Лев перекрестился и зашептал молитву.

— Все, что не происходит в мире, созданном Господом, все происходит по воле его. Человек впадает в грех гордыни, считая, что способен повлиять на ход событий, — сказал Лев.

— Тогда как прикажете судить за грехи конкретного человека, если, как вы считаете, все его действия заранее предопределены? Как можно обвинять человека в греховности, если совершение им греха произошло по чьей-то, пусть и всемогущей, но не его воле?

— Что вы такое говорите?

— За что весь мир ненавидит Иуду Искариота, если его предательство было заранее предопределено, и он не мог поступить никак иначе? Зачем вообще надо было посылать на смерть Сына Человеческого, если все поступки людей, родившихся и даже не рожденных, происходят не по их воле, а по воле Верховного Судии?

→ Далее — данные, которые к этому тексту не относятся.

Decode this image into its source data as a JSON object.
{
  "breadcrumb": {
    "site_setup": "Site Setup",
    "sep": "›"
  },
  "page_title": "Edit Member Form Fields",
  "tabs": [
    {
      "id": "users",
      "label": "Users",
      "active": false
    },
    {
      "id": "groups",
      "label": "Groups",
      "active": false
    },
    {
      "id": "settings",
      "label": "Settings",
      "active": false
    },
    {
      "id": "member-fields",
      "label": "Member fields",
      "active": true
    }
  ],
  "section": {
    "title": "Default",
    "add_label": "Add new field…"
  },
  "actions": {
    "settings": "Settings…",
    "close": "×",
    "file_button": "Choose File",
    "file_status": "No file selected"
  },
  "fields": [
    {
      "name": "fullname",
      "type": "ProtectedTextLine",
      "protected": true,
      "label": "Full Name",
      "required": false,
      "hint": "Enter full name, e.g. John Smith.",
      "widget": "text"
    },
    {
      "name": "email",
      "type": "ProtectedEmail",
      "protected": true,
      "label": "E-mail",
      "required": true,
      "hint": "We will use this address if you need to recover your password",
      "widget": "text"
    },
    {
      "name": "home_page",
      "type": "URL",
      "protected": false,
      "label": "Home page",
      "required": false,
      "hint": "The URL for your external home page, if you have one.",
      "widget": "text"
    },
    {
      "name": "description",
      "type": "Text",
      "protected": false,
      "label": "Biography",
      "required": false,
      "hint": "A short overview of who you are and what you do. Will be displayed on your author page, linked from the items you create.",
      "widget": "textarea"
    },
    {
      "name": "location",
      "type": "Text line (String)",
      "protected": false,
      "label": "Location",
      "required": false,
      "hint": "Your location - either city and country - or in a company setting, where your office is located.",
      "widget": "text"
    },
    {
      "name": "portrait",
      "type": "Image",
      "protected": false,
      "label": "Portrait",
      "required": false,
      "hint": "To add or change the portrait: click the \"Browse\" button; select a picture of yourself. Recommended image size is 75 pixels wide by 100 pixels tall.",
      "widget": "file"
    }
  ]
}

Не судит ли Он тогда себя самого? А если это все же не так, в чем я уверен, то не чрезмерной ли карой наказывает он грешных, уже при появлении своем на свет грешных и слабых тварей?

— Вы судите того, кто никому не может быть подсуден!

Вода щель найдет, течение разговора между двумя низложенными отцами католической церкви направилось по руслу одной из самых обсуждаемых богословских тем того времени. Тема эта, о предопределенности человеческого существования, была куда интереснее, масштабнее и многообразнее, чем казуистический спор Николая и Фотия о пресловутом «филиокве», и своим обсуждением расцветила тусклый небосклон философской мысли Темного века. Основными фигурантами спора с течением времени стали отец Гинкмар[3], архиепископ Реймса, и монах Готшальк из Орбе[4]. Его высокопреподобие считал, что Бог предопределяет человека только к благодати и спасению, но не к греху и осуждению, иначе Бог сам выступал бы как автор греха, а человек освобождался бы от ответственности за свои поступки. По мнению же его оппонента, предопределенность абсолютна, и Бог одних людей предопределяет к спасению, других к осуждению. Если допустить верность учения монаха, то он сам в итоге оказался во второй категории. Устав с ним спорить, отец Гинкмар однажды перешел к аргументам другого рода. Созвав синод в Майнце, епископ добился признания взглядов Готшалька ересью, а сам монах был нещадно выпорот как «нарушитель церковного мира» и, что характерно, как «ниспровергатель авторитетов». Кнута для упорствующего оказалось мало, к монаху были применены пытки, после чего он до конца дней своих, окончившихся спустя пятнадцать лет после синода, пребывал в монастыре реймской епархии. Однако со смертью Готшалька спор о предопределенности отнюдь не завершился.

Папе Христофору, судя по его речам, явно ближе была точка зрения архиепископа. После небольшой паузы, вызванной, видимо, необходимостью собрать мысли, он продолжил:

— Несколько минут назад вы говорили, что все люди, жившие и живущие, суть дети Господа. Если люди не предоставлены хотя бы частично самим себе в поступках своих и Господь любит нас, как любит отец детей своих, суровый, строгий и требовательный отец, то как может тогда любящий отец за грехи своих глупых детей, да к тому же еще и совершенные теми в абсолютно подчиненном Провидению состоянии, наказывать вечными муками ада?

— Господи, вразуми брата моего!

— Поздно, ваше Святейшество, поздно! Тем более, что, следуя вашей логике, слова, извергаемые сейчас мною, также звучат по воле Господа.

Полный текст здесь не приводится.